As others have those benches are also largely based on the underlying code of a page and how it was written -- eg engine-specific optimizations -- and finally browser optimizations, as pointed out above in the case of Edge which is slow AF., etc. so that's a poor measurement. Most accurately you'd bench rendering SVGs, AA'd fonts, and both compressed and uncompress raster images, and finally up-/down-scaling and filtering (NN vs 2xSAI, etc. -- if applicable, IDK what engines use). Benches would have to all be local content, obviously.

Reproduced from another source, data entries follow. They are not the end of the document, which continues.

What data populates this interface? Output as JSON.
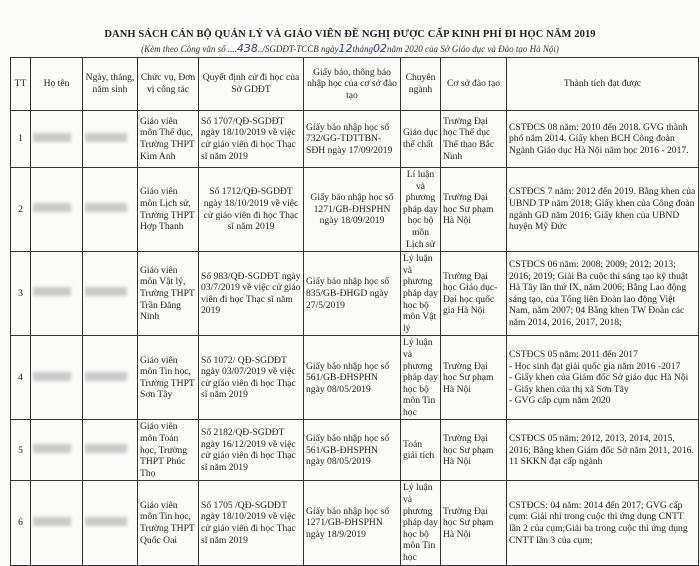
{
  "title": "DANH SÁCH CÁN BỘ QUẢN LÝ VÀ GIÁO VIÊN ĐỀ NGHỊ ĐƯỢC CẤP KINH PHÍ ĐI HỌC NĂM 2019",
  "subtitle": {
    "prefix": "(Kèm theo Công văn số ....",
    "number": "438",
    "mid1": "../SGDĐT-TCCB ngày",
    "day": "12",
    "mid2": "tháng",
    "month": "02",
    "suffix": "năm 2020 của Sở Giáo dục và Đào tạo Hà Nội)"
  },
  "headers": [
    "TT",
    "Họ tên",
    "Ngày, tháng, năm sinh",
    "Chức vụ, Đơn vị công tác",
    "Quyết định cử đi học của Sở GDĐT",
    "Giấy báo, thông báo nhập học của cơ sở đào tạo",
    "Chuyên ngành",
    "Cơ sở đào tạo",
    "Thành tích đạt được"
  ],
  "rows": [
    {
      "tt": "1",
      "position": "Giáo viên môn Thể dục, Trường THPT Kim Anh",
      "decision": "Số 1707/QĐ-SGDĐT ngày 18/10/2019 về việc cử giáo viên đi học Thạc sĩ năm 2019",
      "notice": "Giấy báo nhập học số 732/GG-TDTTBN-SĐH ngày 17/09/2019",
      "major": "Giáo dục thể chất",
      "school": "Trường Đại học Thể dục Thể thao Bắc Ninh",
      "achievements": "CSTĐCS 08 năm: 2010 đến 2018. GVG thành phố năm 2014. Giấy khen BCH Công đoàn Ngành Giáo dục Hà Nội năm học 2016 - 2017."
    },
    {
      "tt": "2",
      "position": "Giáo viên môn Lịch sử, Trường THPT Hợp Thanh",
      "decision": "Số 1712/QĐ-SGDĐT ngày 18/10/2019 về việc cử giáo viên đi học Thạc sĩ năm 2019",
      "notice": "Giấy báo nhập học số 1271/GB-ĐHSPHN ngày 18/09/2019",
      "major": "Lí luận và phương pháp dạy học bộ môn Lịch sử",
      "school": "Trường Đại học Sư phạm Hà Nội",
      "achievements": "CSTĐCS 7 năm: 2012 đến 2019. Bằng khen của UBND TP năm 2018; Giấy khen của Công đoàn ngành GD năm 2016; Giấy khen của UBND huyện Mỹ Đức"
    },
    {
      "tt": "3",
      "position": "Giáo viên môn Vật lý, Trường THPT Trần Đăng Ninh",
      "decision": "Số 983/QĐ-SGDĐT ngày 03/7/2019 về việc cử giáo viên đi học Thạc sĩ năm 2019",
      "notice": "Giấy báo nhập học số 835/GB-ĐHGD ngày 27/5/2019",
      "major": "Lý luận và phương pháp dạy học bộ môn Vật lý",
      "school": "Trường Đại học Giáo dục- Đại học quốc gia Hà Nội",
      "achievements": "CSTĐCS 06 năm: 2008; 2009; 2012; 2013; 2016; 2019; Giải Ba cuộc thi sáng tạo kỹ thuật Hà Tây lần thứ IX, năm 2006; Bằng Lao động sáng tạo, của Tổng liên Đoàn lao động Việt Nam, năm 2007; 04 Bằng khen TW Đoàn các năm 2014, 2016, 2017, 2018;"
    },
    {
      "tt": "4",
      "position": "Giáo viên môn Tin học, Trường THPT Sơn Tây",
      "decision": "Số 1072/ QĐ-SGDĐT ngày 03/07/2019 về việc cử giáo viên đi học Thạc sĩ năm 2019",
      "notice": "Giấy báo nhập học số 561/GB-ĐHSPHN ngày 08/05/2019",
      "major": "Lý luận và phương pháp dạy học bộ môn Tin học",
      "school": "Trường Đại học Sư phạm Hà Nội",
      "achievements": [
        "CSTĐCS 05 năm: 2011 đến 2017",
        "- Học sinh đạt giải quốc gia năm 2016 -2017",
        "- Giấy khen của Giám đốc Sở giáo dục Hà Nội",
        "- Giấy khen của thị xã Sơn Tây",
        "- GVG cấp cụm năm 2020"
      ]
    },
    {
      "tt": "5",
      "position": "Giáo viên môn Toán học, Trường THPT Phúc Thọ",
      "decision": "Số 2182/QĐ-SGDĐT ngày 16/12/2019 về việc cử giáo viên đi học Thạc sĩ năm 2019",
      "notice": "Giấy báo nhập học số 561/GB-ĐHSPHN ngày 08/05/2019",
      "major": "Toán giải tích",
      "school": "Trường Đại học Sư phạm Hà Nội",
      "achievements": "CSTĐCS 05 năm: 2012, 2013, 2014, 2015, 2016; Bằng khen Giám đốc Sở năm 2011, 2016. 11 SKKN đạt cấp ngành"
    },
    {
      "tt": "6",
      "position": "Giáo viên môn Tin học, Trường THPT Quốc Oai",
      "decision": "Số 1705 /QĐ-SGDĐT ngày 18/10/2019 về việc cử giáo viên đi học Thạc sĩ năm 2019",
      "notice": "Giấy báo nhập học số 1271/GB-ĐHSPHN ngày 18/9/2019",
      "major": "Lý luận và phương pháp dạy học bộ môn Tin học",
      "school": "Trường Đại học Sư phạm Hà Nội",
      "achievements": "CSTĐCS: 04 năm: 2014 đến 2017; GVG cấp cụm: Giải nhì trong cuộc thi ứng dụng CNTT lần 2 của cụm;Giải ba trong cuộc thi ứng dụng CNTT lần 3 của cụm;"
    }
  ]
}
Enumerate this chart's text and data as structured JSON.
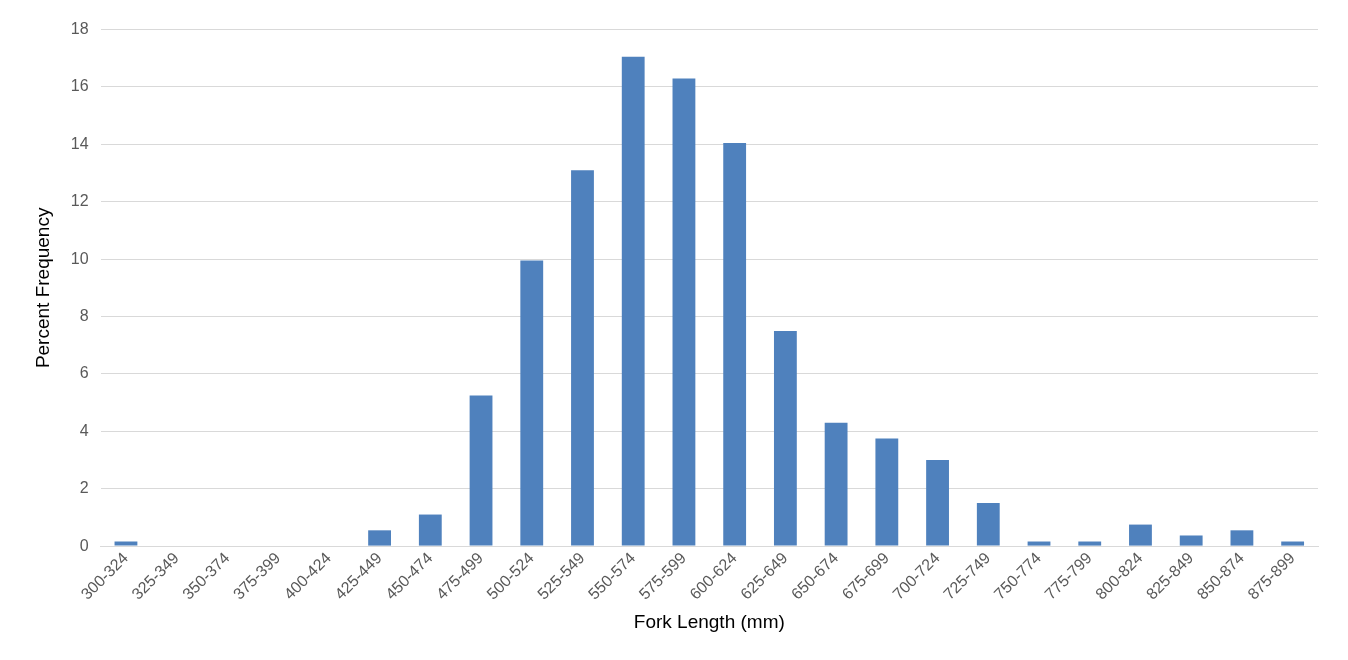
{
  "chart_data": {
    "type": "bar",
    "xlabel": "Fork Length (mm)",
    "ylabel": "Percent Frequency",
    "categories": [
      "300-324",
      "325-349",
      "350-374",
      "375-399",
      "400-424",
      "425-449",
      "450-474",
      "475-499",
      "500-524",
      "525-549",
      "550-574",
      "575-599",
      "600-624",
      "625-649",
      "650-674",
      "675-699",
      "700-724",
      "725-749",
      "750-774",
      "775-799",
      "800-824",
      "825-849",
      "850-874",
      "875-899"
    ],
    "values": [
      0.16,
      0,
      0,
      0,
      0,
      0.55,
      1.1,
      5.25,
      9.95,
      13.1,
      17.05,
      16.3,
      14.05,
      7.5,
      4.3,
      3.75,
      3,
      1.5,
      0.16,
      0.16,
      0.75,
      0.37,
      0.55,
      0.16
    ],
    "color": "#4f81bd",
    "ylim": [
      0,
      18
    ],
    "yticks": [
      0,
      2,
      4,
      6,
      8,
      10,
      12,
      14,
      16,
      18
    ],
    "grid": "y",
    "legend": false
  }
}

But render speed is definitely not the be-all and end-all. There's compatibility, too. It's no good having a lightning browser engine that can't render SVGs properly or isn't up to date with HTML 5.
That all said, I'm with
@CaffeineAddict on this: "Best" is a pretty relative term. For example, an engine could (IDK if any do use this method) protect against canvas-based fingerprinting by randomizing the presented canvas size and start coordinates, then internally up-scale it (using magnitudes that did not break layout or provide too specific of a range).
So for the casual user, that'd be a nuisance, but for me, that'd be points. Bonus if it would include special APIs to set various render methods and even throttle speed to make it harder for an adversary fingerprinter.
Thus, I'd base "best" on how much privacy it could offer before the browser tweaks come into play. Most casual users would be like, "IDGAF, I just want it to work OOTB." So "best" for them would be speed + accuracy + features... which is fine and totes the perogative.